Tuesday, May 10, 2011

Factors Affecting Interest Rates

Generally, central banks seek to target low inflation. The ECB target 2%. The Bank of England's inflation target is CPI 2% +/- 1. The most important factor in influencing interest rates is whether inflation is likely to deviate from this target.
  • If the Bank forecast inflation to rise above the target, they will increase interest rates to moderate economic growth and reduce the inflation rate.
  • If the Bank forecast inflation to fall below the target, they will cut interest rates to boost consumer spending and economic growth.

Temporary Inflation and Underlying Inflation

In some circumstances the headline inflation rate may rise above the target, but the Bank may choose not to increase interest rates. This is because they believe the underlying (Core) Inflation rate is still close to the target. (see: difference between CPI and Core CPI)

For example, in a period of commodity price inflation (e.g. rising oil price) or increased taxes, the Bank may view this is a temporary factor. In this case it may be more important to target economic growth and reducing unemployment - rather than the spike in headline inflation.

For example, in 2011 we have inflation rising about the target in UK, EU and US. But, this is primarily due to more temporary factors like rising oil prices, (and in UK higher taxes and devaluation). If we strip away factors that tend to be volatile, underlying inflation is lower and close to target. In 2008, inflation rose to 5% just before recession and RPI later become negative.

A key test is wage inflation. If wage inflation is much lower than the headline rate, this is an indicator that the temporary inflation is not feeding through into permanent inflationary pressures.

See: Does temporary inflation lead to permanent inflation?

Priorities in Setting Interest Rates.

The ECB have indicated that they consider targeting inflation to be the most important factor. Even if inflation is due to temporary factors, they prefer to increase interest rates to prevent any potential of inflation.

The UK has taken a more relaxed view regarding inflation. CPI inflation recently increased to 4.4% (well above upper limit of target) yet interest rates were kept at 0.5%. This indicates the Bank viewed inflation as a temporary phenomena and they were more concerned about weak economic recovery and persistently high inflation. However, this situation does prevent a dilemma for the Central bank; members of the MPC have been split on this issue.

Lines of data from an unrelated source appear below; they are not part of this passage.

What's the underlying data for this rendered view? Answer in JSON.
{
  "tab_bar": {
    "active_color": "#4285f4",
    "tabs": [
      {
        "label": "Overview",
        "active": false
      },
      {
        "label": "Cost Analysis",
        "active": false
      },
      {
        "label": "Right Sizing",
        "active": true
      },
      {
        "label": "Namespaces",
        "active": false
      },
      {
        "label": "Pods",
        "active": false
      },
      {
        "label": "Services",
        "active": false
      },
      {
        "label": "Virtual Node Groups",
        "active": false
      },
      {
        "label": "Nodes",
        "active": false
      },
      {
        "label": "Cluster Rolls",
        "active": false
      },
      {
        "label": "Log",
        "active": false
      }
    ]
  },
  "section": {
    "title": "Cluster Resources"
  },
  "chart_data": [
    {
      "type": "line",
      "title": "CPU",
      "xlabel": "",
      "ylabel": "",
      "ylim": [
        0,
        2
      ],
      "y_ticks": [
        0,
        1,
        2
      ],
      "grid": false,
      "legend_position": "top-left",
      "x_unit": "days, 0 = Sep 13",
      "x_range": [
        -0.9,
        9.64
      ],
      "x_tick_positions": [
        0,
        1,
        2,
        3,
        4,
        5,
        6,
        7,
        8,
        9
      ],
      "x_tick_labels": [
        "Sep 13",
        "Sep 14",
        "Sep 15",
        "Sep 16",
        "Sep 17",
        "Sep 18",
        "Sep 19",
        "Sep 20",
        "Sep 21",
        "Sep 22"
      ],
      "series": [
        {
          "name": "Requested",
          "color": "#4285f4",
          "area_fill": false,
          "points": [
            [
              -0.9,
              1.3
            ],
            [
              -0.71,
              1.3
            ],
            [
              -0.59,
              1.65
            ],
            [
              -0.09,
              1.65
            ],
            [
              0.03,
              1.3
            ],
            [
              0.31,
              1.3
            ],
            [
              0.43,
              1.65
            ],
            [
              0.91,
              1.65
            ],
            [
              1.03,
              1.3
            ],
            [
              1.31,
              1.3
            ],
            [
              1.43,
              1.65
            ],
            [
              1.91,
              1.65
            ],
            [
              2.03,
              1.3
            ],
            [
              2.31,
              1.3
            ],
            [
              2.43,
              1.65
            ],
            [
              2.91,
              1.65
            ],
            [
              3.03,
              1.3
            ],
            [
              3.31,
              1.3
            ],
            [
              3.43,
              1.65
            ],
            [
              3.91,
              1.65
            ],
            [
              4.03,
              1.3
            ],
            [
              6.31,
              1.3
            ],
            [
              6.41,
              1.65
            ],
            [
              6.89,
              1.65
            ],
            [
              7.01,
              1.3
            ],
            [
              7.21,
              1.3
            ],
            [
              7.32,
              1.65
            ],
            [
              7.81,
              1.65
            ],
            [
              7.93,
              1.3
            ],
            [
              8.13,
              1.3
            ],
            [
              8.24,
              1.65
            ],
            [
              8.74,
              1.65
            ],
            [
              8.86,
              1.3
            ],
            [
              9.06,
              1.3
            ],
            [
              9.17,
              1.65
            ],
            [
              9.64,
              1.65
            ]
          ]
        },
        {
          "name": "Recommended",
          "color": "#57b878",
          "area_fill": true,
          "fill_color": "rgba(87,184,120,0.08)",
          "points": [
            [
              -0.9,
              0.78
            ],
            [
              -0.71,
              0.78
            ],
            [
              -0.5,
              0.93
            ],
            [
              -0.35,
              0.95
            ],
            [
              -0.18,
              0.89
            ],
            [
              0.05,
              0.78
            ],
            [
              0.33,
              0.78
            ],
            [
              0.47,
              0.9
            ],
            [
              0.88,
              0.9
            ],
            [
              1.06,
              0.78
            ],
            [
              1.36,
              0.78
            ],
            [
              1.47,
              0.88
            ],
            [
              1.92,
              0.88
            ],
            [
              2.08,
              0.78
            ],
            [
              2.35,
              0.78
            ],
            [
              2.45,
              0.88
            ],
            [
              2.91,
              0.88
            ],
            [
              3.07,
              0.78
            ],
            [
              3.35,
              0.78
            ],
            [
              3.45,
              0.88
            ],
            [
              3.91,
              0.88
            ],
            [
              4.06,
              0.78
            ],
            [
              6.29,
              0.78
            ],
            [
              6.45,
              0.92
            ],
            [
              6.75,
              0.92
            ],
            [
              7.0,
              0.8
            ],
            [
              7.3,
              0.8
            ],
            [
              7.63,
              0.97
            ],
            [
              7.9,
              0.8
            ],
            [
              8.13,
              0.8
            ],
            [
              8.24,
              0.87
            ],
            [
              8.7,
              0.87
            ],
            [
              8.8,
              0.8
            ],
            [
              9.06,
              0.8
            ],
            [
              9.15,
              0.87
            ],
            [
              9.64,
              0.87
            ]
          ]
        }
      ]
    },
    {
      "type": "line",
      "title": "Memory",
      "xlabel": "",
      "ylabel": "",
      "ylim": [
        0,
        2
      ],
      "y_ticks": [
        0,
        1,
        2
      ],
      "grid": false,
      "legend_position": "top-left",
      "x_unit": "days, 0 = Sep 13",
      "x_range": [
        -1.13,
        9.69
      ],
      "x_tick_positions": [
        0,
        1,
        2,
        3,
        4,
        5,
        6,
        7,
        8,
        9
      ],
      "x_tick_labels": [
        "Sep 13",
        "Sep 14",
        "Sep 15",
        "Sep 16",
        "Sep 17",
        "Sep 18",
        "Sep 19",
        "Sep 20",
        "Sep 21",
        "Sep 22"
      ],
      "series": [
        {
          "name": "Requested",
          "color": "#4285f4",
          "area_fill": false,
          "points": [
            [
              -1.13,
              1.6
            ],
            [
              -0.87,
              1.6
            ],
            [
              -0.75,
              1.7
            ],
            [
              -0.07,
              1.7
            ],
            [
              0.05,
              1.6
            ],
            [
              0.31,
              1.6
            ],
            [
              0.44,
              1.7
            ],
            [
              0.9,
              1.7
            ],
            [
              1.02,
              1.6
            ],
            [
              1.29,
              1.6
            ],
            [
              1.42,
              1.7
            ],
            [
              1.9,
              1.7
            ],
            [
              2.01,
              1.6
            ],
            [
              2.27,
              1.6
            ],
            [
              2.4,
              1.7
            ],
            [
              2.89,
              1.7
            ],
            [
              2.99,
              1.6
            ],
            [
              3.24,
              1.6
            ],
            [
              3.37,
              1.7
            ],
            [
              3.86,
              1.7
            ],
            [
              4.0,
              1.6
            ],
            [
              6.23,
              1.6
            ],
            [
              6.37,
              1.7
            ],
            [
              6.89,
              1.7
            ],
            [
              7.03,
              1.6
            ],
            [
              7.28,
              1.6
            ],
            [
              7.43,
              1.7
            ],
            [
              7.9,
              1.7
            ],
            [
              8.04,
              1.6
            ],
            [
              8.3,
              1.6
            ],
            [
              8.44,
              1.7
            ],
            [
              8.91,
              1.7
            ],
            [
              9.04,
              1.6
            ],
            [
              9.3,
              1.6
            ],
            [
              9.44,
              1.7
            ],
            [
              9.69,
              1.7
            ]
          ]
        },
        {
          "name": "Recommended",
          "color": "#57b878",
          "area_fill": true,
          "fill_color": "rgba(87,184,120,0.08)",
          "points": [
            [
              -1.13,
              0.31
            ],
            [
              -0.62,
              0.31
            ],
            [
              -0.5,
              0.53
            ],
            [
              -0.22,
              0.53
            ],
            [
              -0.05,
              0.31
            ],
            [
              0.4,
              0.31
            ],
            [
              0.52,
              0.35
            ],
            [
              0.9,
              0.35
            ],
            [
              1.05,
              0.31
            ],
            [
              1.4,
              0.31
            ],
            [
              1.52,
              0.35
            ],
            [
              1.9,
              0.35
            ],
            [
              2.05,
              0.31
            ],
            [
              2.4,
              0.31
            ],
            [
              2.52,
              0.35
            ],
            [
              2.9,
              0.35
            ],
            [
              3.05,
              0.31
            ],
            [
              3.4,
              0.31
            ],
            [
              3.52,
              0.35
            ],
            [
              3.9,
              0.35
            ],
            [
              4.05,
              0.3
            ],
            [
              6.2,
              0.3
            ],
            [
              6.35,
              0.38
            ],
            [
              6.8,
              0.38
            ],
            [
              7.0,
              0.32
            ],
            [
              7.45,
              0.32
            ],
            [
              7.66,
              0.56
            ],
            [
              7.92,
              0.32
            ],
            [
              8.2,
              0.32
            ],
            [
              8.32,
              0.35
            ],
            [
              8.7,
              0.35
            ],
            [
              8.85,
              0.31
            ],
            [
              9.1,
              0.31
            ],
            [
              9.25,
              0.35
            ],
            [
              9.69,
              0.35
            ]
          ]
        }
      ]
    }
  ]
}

Key Factors Influencing Inflation / Interest rates

  • Economic growth rate vs underlying trend rate. If the underlying trend rate is 2.5%, economic growth above this target is likely to cause inflationary pressure.
  • Spare capacity. A key test is the amount of spare capacity in the economy, though this can be difficult to calculate. For example, in a recession how much potential capacity is lost?
  • Wage inflation. Rising wages lead to higher costs for firms and higher spending. This is a very important factor as it can be self-reinforcing leading to a wage price spiral.
  • Unemployment. High unemployment tends to depress wage inflation and therefore keep inflationary pressure low.
  • Commodity prices. Rising commodities will tend to increase inflation. However, some commodities have a tendency to be volatile meaning it is more unreliable as a guide to underlying inflation.
  • Exchange Rate. A depreciation in the exchange rate will cause inflationary pressures. This is because imports become more expensive, and there will be greater demand for exports.
  • House prices. House prices don't directly influence the CPI. However, rising house prices causes a positive wealth effect and therefore higher consumer spending
  • Consumer confidence. Higher confidence leads to higher spending.